Since your HWF will do your event parsing and hence understands event boundaries, these settings can be changed without concern for event sizes on a heavy forwarder.

The impact of the change is that your HWF will pick a new indexer to send data to more often (every 15 seconds), which will hopefully result in more even event distribution for those syslog sourcetypes that are flowing through your HWF (which appear to be the ones showing the imbalance).

If you want to find out how frequently your HWFs connect to indexers, you could run a search against index=_internal host=yourHWFhost and look for messages like this:

mm-dd-yyyy hh:mm:ss.nnn +1000 INFO  TcpOutputProc - Connected to idx=1.2.3.4:9997

You should see one of these at least every 30 seconds.

You could also look at your LB configuration and make sure the F5 is not configured with sticky sessions and properly balances across your two HWFs.

0 Karma

Hemnaath
Motivator

thanks ssievert, I had ran the query which you had commented on the post on the search head.
query :
index=_internal host=ourHWF* splunk_server=splunk0* and got some events from both the HWF

but how to find out the frequency difference between the each indexer instances. Could please share me the query to find out the frequency difference between the each indexes.

thanks in advance.

0 Karma

Hemnaath
Motivator

Hi Ssievert could please help me in the query to find out the frequency difference each indexer instance or let me know what are the filed compared to get the results as i am not sure what to check in the events after executing the query on search head.

thanks in advance.

0 Karma

s2_splunk
Splunk Employee
Splunk Employee

Are your two heavy forwarders intermediary forwarders, i.e. the Universal Forwarders connect to those two, which then forward to your indexers?

0 Karma

Hemnaath
Motivator

Hi ssievert thanks for your effort on this, in our environment we have two HF server with F5 load balance and they get syslogs related via load balance and gets into HF then to indexer. we have 1000 + UF that forward data individually directly to the indexer servers with out going to HF instances.

kindly let guide us in getting this issue fixed.

0 Karma

somesoni2
SplunkTrust
SplunkTrust

Try setting forceTimebasedAutoLB under your tcpout:all_indexers stanza. This will force forwarder to be distribute data among indexers more uniformally.
outputs.conf

forceTimebasedAutoLB = [true|false]
* Will force existing streams to switch to newly elected indexer every
AutoLB cycle.
* Defaults to false

https://www.splunk.com/blog/2014/03/18/time-based-load-balancing.html

0 Karma

Hemnaath
Motivator

We have noticed that splunk03 indexer instance, only two indexes are storing more data, when compared to other indexes within the same instance splunk03.

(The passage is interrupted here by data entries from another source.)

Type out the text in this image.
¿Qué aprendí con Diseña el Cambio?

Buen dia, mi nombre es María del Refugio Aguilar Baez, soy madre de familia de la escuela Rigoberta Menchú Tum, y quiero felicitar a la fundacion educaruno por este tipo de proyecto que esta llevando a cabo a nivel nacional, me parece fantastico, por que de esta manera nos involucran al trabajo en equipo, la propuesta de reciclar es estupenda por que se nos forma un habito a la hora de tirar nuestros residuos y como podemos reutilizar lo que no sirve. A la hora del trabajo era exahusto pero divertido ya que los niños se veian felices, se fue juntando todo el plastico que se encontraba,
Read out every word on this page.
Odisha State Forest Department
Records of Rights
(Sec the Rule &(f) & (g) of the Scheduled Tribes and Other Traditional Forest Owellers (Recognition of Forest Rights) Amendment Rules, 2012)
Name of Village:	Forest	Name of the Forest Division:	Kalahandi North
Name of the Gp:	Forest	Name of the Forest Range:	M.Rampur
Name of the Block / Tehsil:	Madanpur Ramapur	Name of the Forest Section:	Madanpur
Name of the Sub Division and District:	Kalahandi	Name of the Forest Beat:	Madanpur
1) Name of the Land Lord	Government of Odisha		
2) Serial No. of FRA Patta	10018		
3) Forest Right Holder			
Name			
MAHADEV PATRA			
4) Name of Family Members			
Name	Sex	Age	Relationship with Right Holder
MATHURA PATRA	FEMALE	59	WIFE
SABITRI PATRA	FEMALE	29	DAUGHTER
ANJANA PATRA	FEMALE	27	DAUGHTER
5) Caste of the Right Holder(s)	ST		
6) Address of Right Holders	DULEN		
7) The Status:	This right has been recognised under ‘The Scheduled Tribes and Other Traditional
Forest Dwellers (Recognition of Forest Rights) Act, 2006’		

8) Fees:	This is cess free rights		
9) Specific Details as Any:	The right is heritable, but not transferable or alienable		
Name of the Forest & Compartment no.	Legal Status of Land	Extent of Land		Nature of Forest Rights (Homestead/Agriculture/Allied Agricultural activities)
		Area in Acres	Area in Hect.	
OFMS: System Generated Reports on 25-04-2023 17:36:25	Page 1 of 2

indexes consuming more data : net_firwall & srv_unix are having Tera bit of data when compared to same indexes in rest of the indexer instances " splunk01,02,04 & 05"

my question is that when almost 30 indexes are indexing same amount of data except these two indexes (net_firewall & srv_unix)in the splunk03 and we have checked the indexes.conf file and they share the same configuration with all other indexer instances. So in this case could you please help to figure out what we need to check and fix this issue.

0 Karma

woodcock
Esteemed Legend

I have seen this when the netowork connectivity is slow/poor. If one of them is ROCK SOLID and the rest are slow to respond to the point that they timeout frequently, this is exactly what you will see.